13 : Kepingan Ingatan.

41 5 0
                                    

◇Soren◇

Hari yang panjang untuk Soren. Bocah berambut merah muda itu sibuk mendumel sepanjang pulang dari kelas. Hallvard tak menimpali, hanya berjalan dengan tenang di samping temannya. Sesekali menarik tangan Soren karena hampir menabrak orang. 

“Males banget ketemu mentor itu.” Soren menendang krikil tak berdosa. 

“Kenapa? Bukannya kau murid kesayangannya?” Hallvard menatap heran temannya. 

Soren membuang napas kasar. Hallvard memandang temannya semakin heran. Ada ya murid kesayangan semua guru tidak menyukai guru sendiri. Soren membuka suara, “aku terlalu dibanggakan di kelas.” 

Baik, Hallvard semakin tak mengerti. “Bukan kah itu bagus?” 

“Bagus dari mananya Hall? Aku menjadi pedoman semua kelas dan semua guru berujar ‘jadilah seperti Soren yang selalu mendapatkan nilai sempurna di seluruh pelajaran’ atau ‘Soren selalu sempurna jadi pertahankan nilaimu’ menyebalkan sekali,” ujar Soren.

Hallvard menatap langit cerah. “Bukankah punya nilai selalu bagus itu baik?” 

“Iya bagus di satu sisi, tapi ketika nilaiku buruk mereka akan beranggapan aku sedang tak bersungguh-sungguh.” Soren menatap gedung akademi dengan wajah jengah. “Manusia merepotkan, padahal mereka bukan makhluk sempurna.” 

“Memangnya kau bukan manusia, Ren?” tanya Hallvard. Apa temannya terlalu banyak menonton serial kartun di hari libur? 

Soren terdiam sejenak. “Entahlah.” Kemudian dia langsung meninggalkan Hallvard yang tengah mematung mencerna ucapan temannya. 

◇♠︎◇

Soren kembali melamun di kelas strategi. Ini sudah kesekian kalinya. Para guru sampai menyidangnya di ruang guru karena perubahan Soren yang drastis. Bahkan sampai ada yang melarang untuk berteman dengan Hallvard lagi. Itu yang membuat Soren marah. Apa salah Hallvard? Dia hanya anak-anak begitupula Soren. 

“Anak-anak seharusnya jangan terlalu banyak larangan.” Soren mendongak. Sejak kapan Magnar ada di sebelahnya? “Tapi sekolahmu memang diperuntukkan anak-anak yang akan lulus menjadi orang-orang berpengaruh.” Soren mengernyit, menatap laki-laki yang lebih tua. Sebenarnya dia sudah tidak heran kalau Magnar tiba-tiba muncul seperti setan. 

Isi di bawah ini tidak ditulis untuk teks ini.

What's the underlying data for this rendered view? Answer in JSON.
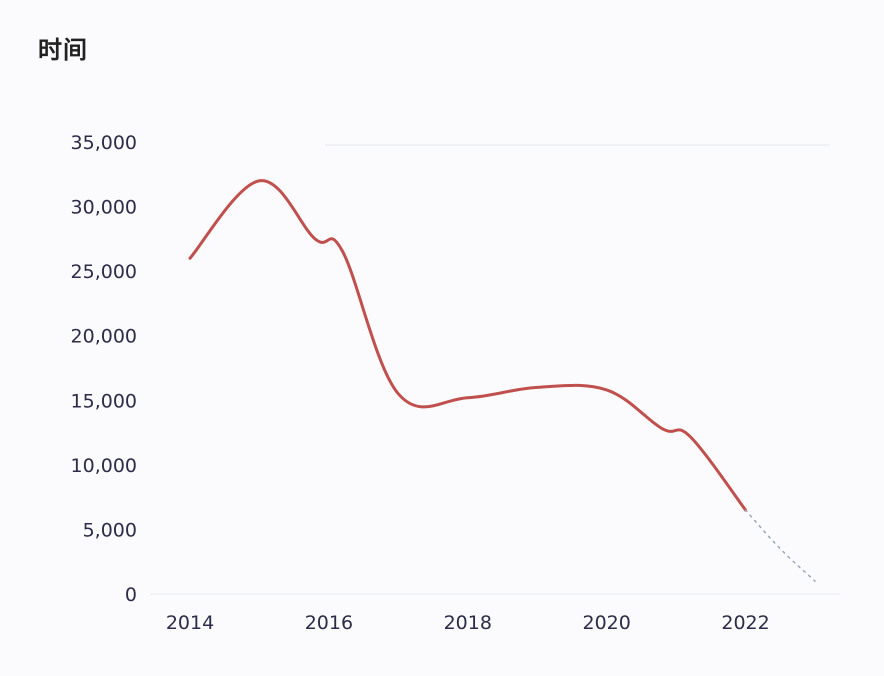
{
  "chart_data": {
    "type": "line",
    "title": "时间",
    "xlabel": "",
    "ylabel": "",
    "x_ticks": [
      "2014",
      "2016",
      "2018",
      "2020",
      "2022"
    ],
    "y_ticks": [
      "0",
      "5,000",
      "10,000",
      "15,000",
      "20,000",
      "25,000",
      "30,000",
      "35,000"
    ],
    "xlim": [
      2014,
      2023
    ],
    "ylim": [
      0,
      35000
    ],
    "grid": false,
    "series": [
      {
        "color": "#c0504d",
        "x": [
          2014,
          2015,
          2015.8,
          2016.2,
          2017,
          2018,
          2019,
          2020,
          2020.8,
          2021.2,
          2022
        ],
        "values": [
          26000,
          32000,
          27500,
          26500,
          15500,
          15200,
          16000,
          15800,
          12800,
          12200,
          6500
        ]
      },
      {
        "color": "#9aa6b8",
        "style": "dotted",
        "x": [
          2022,
          2022.5,
          2023
        ],
        "values": [
          6500,
          3500,
          1000
        ]
      }
    ]
  }
}
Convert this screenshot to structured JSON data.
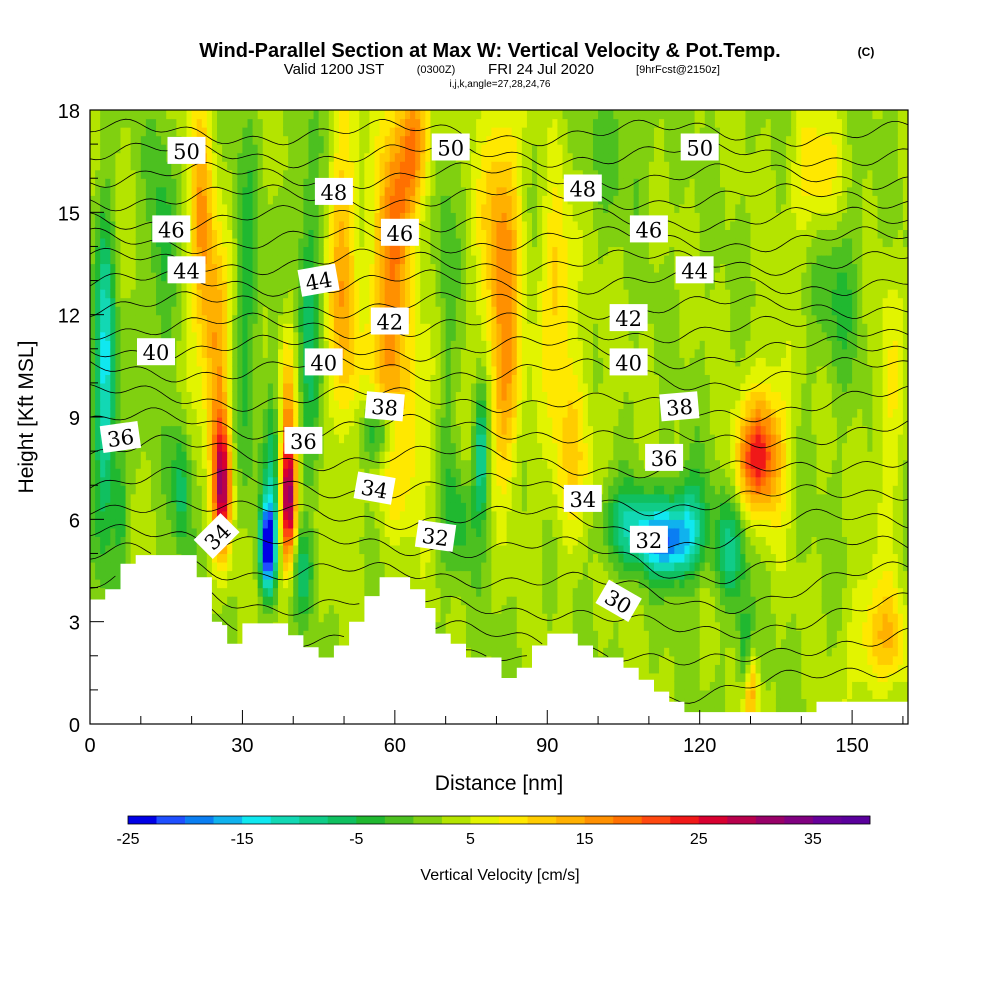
{
  "chart_data": {
    "type": "heatmap",
    "title": "Wind-Parallel Section at Max W: Vertical Velocity & Pot.Temp.",
    "title_unit": "(C)",
    "subtitle_valid": "Valid 1200 JST",
    "subtitle_utc": "(0300Z)",
    "subtitle_date": "FRI 24 Jul 2020",
    "subtitle_fcst": "[9hrFcst@2150z]",
    "subtitle_indices": "i,j,k,angle=27,28,24,76",
    "xlabel": "Distance [nm]",
    "ylabel": "Height [Kft MSL]",
    "xlim": [
      0,
      161
    ],
    "ylim": [
      0,
      18
    ],
    "x_ticks": [
      0,
      30,
      60,
      90,
      120,
      150
    ],
    "x_tick_labels": [
      "0",
      "30",
      "60",
      "90",
      "120",
      "150"
    ],
    "y_ticks": [
      0,
      3,
      6,
      9,
      12,
      15,
      18
    ],
    "y_tick_labels": [
      "0",
      "3",
      "6",
      "9",
      "12",
      "15",
      "18"
    ],
    "colorbar": {
      "title": "Vertical Velocity [cm/s]",
      "min": -25,
      "max": 40,
      "step": 2.5,
      "tick_values": [
        -25,
        -15,
        -5,
        5,
        15,
        25,
        35
      ],
      "tick_labels": [
        "-25",
        "-15",
        "-5",
        "5",
        "15",
        "25",
        "35"
      ],
      "colors": [
        "#0000e6",
        "#1f4fff",
        "#0a7ef2",
        "#10b2ee",
        "#10e8f0",
        "#12d8b4",
        "#10cc88",
        "#10c060",
        "#20b830",
        "#4cc020",
        "#80d010",
        "#b4e400",
        "#e2f400",
        "#ffe800",
        "#ffcc00",
        "#ffb000",
        "#ff9000",
        "#ff7000",
        "#ff4810",
        "#f01818",
        "#d80030",
        "#b8004c",
        "#980068",
        "#800080",
        "#660099",
        "#5a009c"
      ]
    },
    "terrain_top": [
      [
        0,
        3.65
      ],
      [
        3,
        3.65
      ],
      [
        3,
        3.95
      ],
      [
        6,
        3.95
      ],
      [
        6,
        4.7
      ],
      [
        9,
        4.7
      ],
      [
        9,
        4.95
      ],
      [
        21,
        4.95
      ],
      [
        21,
        4.3
      ],
      [
        24,
        4.3
      ],
      [
        24,
        3.0
      ],
      [
        26,
        3.0
      ],
      [
        26,
        2.9
      ],
      [
        27,
        2.9
      ],
      [
        27,
        2.35
      ],
      [
        30,
        2.35
      ],
      [
        30,
        2.95
      ],
      [
        39,
        2.95
      ],
      [
        39,
        2.6
      ],
      [
        42,
        2.6
      ],
      [
        42,
        2.25
      ],
      [
        45,
        2.25
      ],
      [
        45,
        1.95
      ],
      [
        48,
        1.95
      ],
      [
        48,
        2.3
      ],
      [
        51,
        2.3
      ],
      [
        51,
        3.0
      ],
      [
        54,
        3.0
      ],
      [
        54,
        3.75
      ],
      [
        57,
        3.75
      ],
      [
        57,
        4.3
      ],
      [
        63,
        4.3
      ],
      [
        63,
        3.95
      ],
      [
        66,
        3.95
      ],
      [
        66,
        3.4
      ],
      [
        68,
        3.4
      ],
      [
        68,
        2.65
      ],
      [
        71,
        2.65
      ],
      [
        71,
        2.35
      ],
      [
        74,
        2.35
      ],
      [
        74,
        1.95
      ],
      [
        81,
        1.95
      ],
      [
        81,
        1.35
      ],
      [
        84,
        1.35
      ],
      [
        84,
        1.65
      ],
      [
        87,
        1.65
      ],
      [
        87,
        2.3
      ],
      [
        90,
        2.3
      ],
      [
        90,
        2.65
      ],
      [
        96,
        2.65
      ],
      [
        96,
        2.3
      ],
      [
        99,
        2.3
      ],
      [
        99,
        1.95
      ],
      [
        105,
        1.95
      ],
      [
        105,
        1.65
      ],
      [
        108,
        1.65
      ],
      [
        108,
        1.3
      ],
      [
        111,
        1.3
      ],
      [
        111,
        0.95
      ],
      [
        114,
        0.95
      ],
      [
        114,
        0.65
      ],
      [
        117,
        0.65
      ],
      [
        117,
        0.35
      ],
      [
        143,
        0.35
      ],
      [
        143,
        0.65
      ],
      [
        149,
        0.65
      ],
      [
        149,
        0.65
      ],
      [
        161,
        0.65
      ]
    ],
    "vertical_velocity_features": [
      {
        "x": 3,
        "y": 10,
        "sx": 2.0,
        "sy": 4.5,
        "w": -16
      },
      {
        "x": 6,
        "y": 6.5,
        "sx": 1.5,
        "sy": 2.0,
        "w": -6
      },
      {
        "x": 14,
        "y": 14,
        "sx": 2.5,
        "sy": 4.0,
        "w": -6
      },
      {
        "x": 18,
        "y": 7,
        "sx": 1.8,
        "sy": 2.0,
        "w": -9
      },
      {
        "x": 22,
        "y": 14.5,
        "sx": 2.5,
        "sy": 4.0,
        "w": 12
      },
      {
        "x": 26,
        "y": 7.0,
        "sx": 1.8,
        "sy": 2.0,
        "w": 26
      },
      {
        "x": 25,
        "y": 11,
        "sx": 2.5,
        "sy": 3.0,
        "w": 12
      },
      {
        "x": 31,
        "y": 12,
        "sx": 2.5,
        "sy": 5.0,
        "w": -6
      },
      {
        "x": 35,
        "y": 5.2,
        "sx": 1.5,
        "sy": 1.3,
        "w": -28
      },
      {
        "x": 36,
        "y": 7.5,
        "sx": 1.8,
        "sy": 2.5,
        "w": -9
      },
      {
        "x": 39,
        "y": 6.5,
        "sx": 1.5,
        "sy": 1.8,
        "w": 28
      },
      {
        "x": 39,
        "y": 9.5,
        "sx": 2.0,
        "sy": 2.5,
        "w": 10
      },
      {
        "x": 43,
        "y": 12,
        "sx": 2.5,
        "sy": 5.0,
        "w": -8
      },
      {
        "x": 42,
        "y": 4.5,
        "sx": 2.0,
        "sy": 1.2,
        "w": -8
      },
      {
        "x": 50,
        "y": 13,
        "sx": 3.0,
        "sy": 5.0,
        "w": 12
      },
      {
        "x": 58,
        "y": 11,
        "sx": 3.0,
        "sy": 4.0,
        "w": 11
      },
      {
        "x": 60,
        "y": 15,
        "sx": 3.0,
        "sy": 3.5,
        "w": 12
      },
      {
        "x": 63,
        "y": 9,
        "sx": 4.0,
        "sy": 3.0,
        "w": 8
      },
      {
        "x": 64,
        "y": 17,
        "sx": 3.0,
        "sy": 2.0,
        "w": 15
      },
      {
        "x": 57,
        "y": 8.6,
        "sx": 4.0,
        "sy": 1.0,
        "w": -12
      },
      {
        "x": 70,
        "y": 12,
        "sx": 2.0,
        "sy": 6.0,
        "w": -4
      },
      {
        "x": 77,
        "y": 8.0,
        "sx": 1.5,
        "sy": 2.0,
        "w": -14
      },
      {
        "x": 73,
        "y": 6.0,
        "sx": 3.0,
        "sy": 1.5,
        "w": -6
      },
      {
        "x": 81,
        "y": 14.0,
        "sx": 4.0,
        "sy": 4.5,
        "w": 13
      },
      {
        "x": 82,
        "y": 9.5,
        "sx": 3.0,
        "sy": 2.5,
        "w": 8
      },
      {
        "x": 92,
        "y": 13,
        "sx": 3.0,
        "sy": 3.0,
        "w": 9
      },
      {
        "x": 95,
        "y": 8,
        "sx": 5.0,
        "sy": 3.0,
        "w": 7
      },
      {
        "x": 104,
        "y": 17,
        "sx": 8.0,
        "sy": 2.0,
        "w": -3
      },
      {
        "x": 107,
        "y": 5.8,
        "sx": 7.0,
        "sy": 1.2,
        "w": -12
      },
      {
        "x": 114,
        "y": 5.3,
        "sx": 5.0,
        "sy": 1.0,
        "w": -16
      },
      {
        "x": 118,
        "y": 6.0,
        "sx": 4.0,
        "sy": 1.5,
        "w": -10
      },
      {
        "x": 126,
        "y": 5.0,
        "sx": 3.0,
        "sy": 1.5,
        "w": -10
      },
      {
        "x": 129,
        "y": 2.0,
        "sx": 1.5,
        "sy": 1.5,
        "w": -10
      },
      {
        "x": 130,
        "y": 1.0,
        "sx": 1.5,
        "sy": 1.2,
        "w": 14
      },
      {
        "x": 131,
        "y": 7.8,
        "sx": 4.0,
        "sy": 1.5,
        "w": 16
      },
      {
        "x": 134,
        "y": 8.5,
        "sx": 4.0,
        "sy": 2.5,
        "w": 8
      },
      {
        "x": 143,
        "y": 16,
        "sx": 5.0,
        "sy": 2.0,
        "w": 8
      },
      {
        "x": 147,
        "y": 13,
        "sx": 5.0,
        "sy": 3.0,
        "w": -5
      },
      {
        "x": 157,
        "y": 2.5,
        "sx": 4.0,
        "sy": 1.5,
        "w": 9
      },
      {
        "x": 152,
        "y": 2.5,
        "sx": 3.0,
        "sy": 2.0,
        "w": 5
      },
      {
        "x": 157,
        "y": 9,
        "sx": 3.0,
        "sy": 4.0,
        "w": 5
      }
    ],
    "theta_levels": [
      30,
      31,
      32,
      33,
      34,
      35,
      36,
      37,
      38,
      39,
      40,
      41,
      42,
      43,
      44,
      45,
      46,
      47,
      48,
      49,
      50,
      51
    ],
    "theta_labels": [
      {
        "text": "50",
        "x": 19,
        "y": 16.8,
        "rot": 0
      },
      {
        "text": "50",
        "x": 71,
        "y": 16.9,
        "rot": 0
      },
      {
        "text": "50",
        "x": 120,
        "y": 16.9,
        "rot": 0
      },
      {
        "text": "48",
        "x": 48,
        "y": 15.6,
        "rot": 0
      },
      {
        "text": "48",
        "x": 97,
        "y": 15.7,
        "rot": 0
      },
      {
        "text": "46",
        "x": 16,
        "y": 14.5,
        "rot": 0
      },
      {
        "text": "46",
        "x": 61,
        "y": 14.4,
        "rot": 0
      },
      {
        "text": "46",
        "x": 110,
        "y": 14.5,
        "rot": 0
      },
      {
        "text": "44",
        "x": 19,
        "y": 13.3,
        "rot": 0
      },
      {
        "text": "44",
        "x": 45,
        "y": 13.0,
        "rot": -10
      },
      {
        "text": "44",
        "x": 119,
        "y": 13.3,
        "rot": 0
      },
      {
        "text": "42",
        "x": 59,
        "y": 11.8,
        "rot": 0
      },
      {
        "text": "42",
        "x": 106,
        "y": 11.9,
        "rot": 0
      },
      {
        "text": "40",
        "x": 13,
        "y": 10.9,
        "rot": 0
      },
      {
        "text": "40",
        "x": 46,
        "y": 10.6,
        "rot": 0
      },
      {
        "text": "40",
        "x": 106,
        "y": 10.6,
        "rot": 0
      },
      {
        "text": "38",
        "x": 58,
        "y": 9.3,
        "rot": 5
      },
      {
        "text": "38",
        "x": 116,
        "y": 9.3,
        "rot": -5
      },
      {
        "text": "36",
        "x": 6,
        "y": 8.4,
        "rot": -8
      },
      {
        "text": "36",
        "x": 42,
        "y": 8.3,
        "rot": 0
      },
      {
        "text": "36",
        "x": 113,
        "y": 7.8,
        "rot": 0
      },
      {
        "text": "34",
        "x": 25,
        "y": 5.5,
        "rot": -45
      },
      {
        "text": "34",
        "x": 56,
        "y": 6.9,
        "rot": 10
      },
      {
        "text": "34",
        "x": 97,
        "y": 6.6,
        "rot": 0
      },
      {
        "text": "32",
        "x": 68,
        "y": 5.5,
        "rot": 8
      },
      {
        "text": "32",
        "x": 110,
        "y": 5.4,
        "rot": 0
      },
      {
        "text": "30",
        "x": 104,
        "y": 3.6,
        "rot": 30
      }
    ]
  }
}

“Karena anak-anak punya kebebasannya sendiri. Memang tugas orang dewasa mengatur dan mengarahkan anak-anak tapi bukan mengengkang mereka,” lanjut Magnar. 

“Paman sejak kapan di sini? Tidak biasanya?” Soren langsung mengalihkan pembicaraan. Dia tau kalau yang lebih tua punya kebiasaan mengintip isi kepala orang. Soren malas kalau nanti Magnar malah cerewet pasal yang tak berguna. 

“Oh, hanya numpang lewat. Kau sendiri?” Magnar menatap Soren dengan tatapan jenaka, seperti biasa. Mengingatkannya pada adiknya. 

“Paman, ini sekolahku. Salah kalau aku di sini?” balas Soren. 

“Tapi aku tidak melihat Hallvard bersamamu. Tumben.” 

Soren menghela napas. Ia malas membalas Magnar jadi Soren pergi begitu saja. Kepalanya terasa penuh. Mimpi-mimpi yang datang dalam tidurnya yang membuatnya seperti ini. Itu mimpi atau ingatan masa lalunya? Tapi seorang anak-anak tak memiliki ingatan yang seperti itu. 

Soren menatap langit cerah sembari memikirkan mimpinya. Naga bersisik merah yang terbang di langit. Suara debuman halus ketika sang naga mendarat. Bau napas belerang. Suara detak jantung yang nyaman. Soren tak bisa melupakannya. 

"Hei!" Lamunan sang anak buyar. Ia menoleh dan menemukan anak sepantarannya tengah berlari mendekat. 

"Mau main bola?" ajak anak entah siapa.